Youth council member Lianne Castile said she saw a lot more interest by bands in this year's festival versus previous years.

"We learned a lot last year," she said.

In an effort to promote the event, teens made a radio commercial, placed advertisements on Internet sites and promoted the event at Gahanna Lincoln High School.

Youth council member Lia Crosby said this year's event will include Nashville-based band Shi Rock. The band has its own CD and clothing line. One of the band members is a Gahanna native, Crosby said.

Teens also thought it was important to have more food this year, with vendors offering funnel cakes and all things fried.

Shea said Danny's Deli and Bellacino's will return this year. Bellacino's will sell prepaid gift cards, and 20 percent of proceeds will go to the youth council.

Unlike in previous years, this year's TeenFest will not include a juried art show.
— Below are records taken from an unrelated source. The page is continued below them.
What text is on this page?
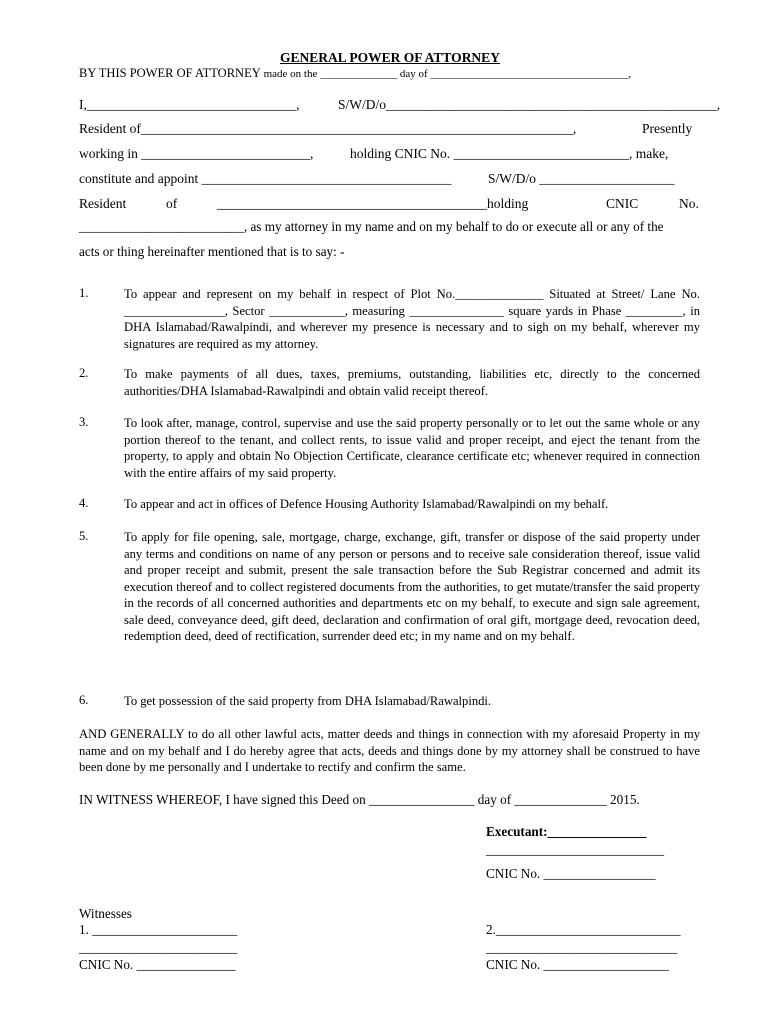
GENERAL POWER OF ATTORNEY
BY THIS POWER OF ATTORNEY made on the ______________ day of ____________________________________,
I,_______________________________,	S/W/D/o_________________________________________________,
Resident of________________________________________________________________,	Presently
working in _________________________,	holding CNIC No. __________________________, make,
constitute and appoint _____________________________________	S/W/D/o ____________________
Resident	of	________________________________________holding	CNIC	No.
_________________________, as my attorney in my name and on my behalf to do or execute all or any of the
acts or thing hereinafter mentioned that is to say: -
1.	To appear and represent on my behalf in respect of Plot No.______________ Situated at Street/ Lane No. ________________, Sector ____________, measuring _______________ square yards in Phase _________, in DHA Islamabad/Rawalpindi, and wherever my presence is necessary and to sigh on my behalf, wherever my signatures are required as my attorney.
2.	To make payments of all dues, taxes, premiums, outstanding, liabilities etc, directly to the concerned authorities/DHA Islamabad-Rawalpindi and obtain valid receipt thereof.
3.	To look after, manage, control, supervise and use the said property personally or to let out the same whole or any portion thereof to the tenant, and collect rents, to issue valid and proper receipt, and eject the tenant from the property, to apply and obtain No Objection Certificate, clearance certificate etc; whenever required in connection with the entire affairs of my said property.
4.	To appear and act in offices of Defence Housing Authority Islamabad/Rawalpindi on my behalf.
5.	To apply for file opening, sale, mortgage, charge, exchange, gift, transfer or dispose of the said property under any terms and conditions on name of any person or persons and to receive sale consideration thereof, issue valid and proper receipt and submit, present the sale transaction before the Sub Registrar concerned and admit its execution thereof and to collect registered documents from the authorities, to get mutate/transfer the said property in the records of all concerned authorities and departments etc on my behalf, to execute and sign sale agreement, sale deed, conveyance deed, gift deed, declaration and confirmation of oral gift, mortgage deed, revocation deed, redemption deed, deed of rectification, surrender deed etc; in my name and on my behalf.
6.	To get possession of the said property from DHA Islamabad/Rawalpindi.
AND GENERALLY to do all other lawful acts, matter deeds and things in connection with my aforesaid Property in my name and on my behalf and I do hereby agree that acts, deeds and things done by my attorney shall be construed to have been done by me personally and I undertake to rectify and confirm the same.
IN WITNESS WHEREOF, I have signed this Deed on ________________ day of ______________ 2015.
Executant:_______________
___________________________
CNIC No. _________________
Witnesses
1. ______________________
________________________
CNIC No. _______________
2.____________________________
_____________________________
CNIC No. ___________________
Instead, teens will host an art show in November.

Shea said participants could place their mark on a giant canvas painting at the festival. They also will have an opportunity to paint the front of the festival T-shirt, she said.

This year, an emphasis has been placed on including more teen groups. Groups participating from Gahanna Lincoln High School include the Lionettes, DECA and National Honor Society. All groups may set up booths to raise money, volunteer Christa Hester said.

"They can give out some information and sell something to raise money," she said.

This year's event also includes a video-game competition presented by Rogue Gaming and demonstrations by Olde Skool Skateboard Shop.

Teen council member Taylor Glynn said she was looking forward to the bands and seeing the crowds. She became involved with the council after being encouraged by her best friend, Megan Shea.

According to Shea, the event gets bigger every year. Last year, she said, 22,000 teens participated.

Crosby said it helped having several members of the teen council return from last year because they could build on their previous efforts.

"We know what to do a lot more than last year," she said.

She said her public-speaking skills have improved, and she has learned how to handle rejection. One of the jobs of the teen council is to call local businesses and secure donations.

Shea said she learned how much planning goes into a big event. She said she can't imagine how much work must go into the Creekside Festival.

"I hope a lot of people come out and have a good time," Shea said.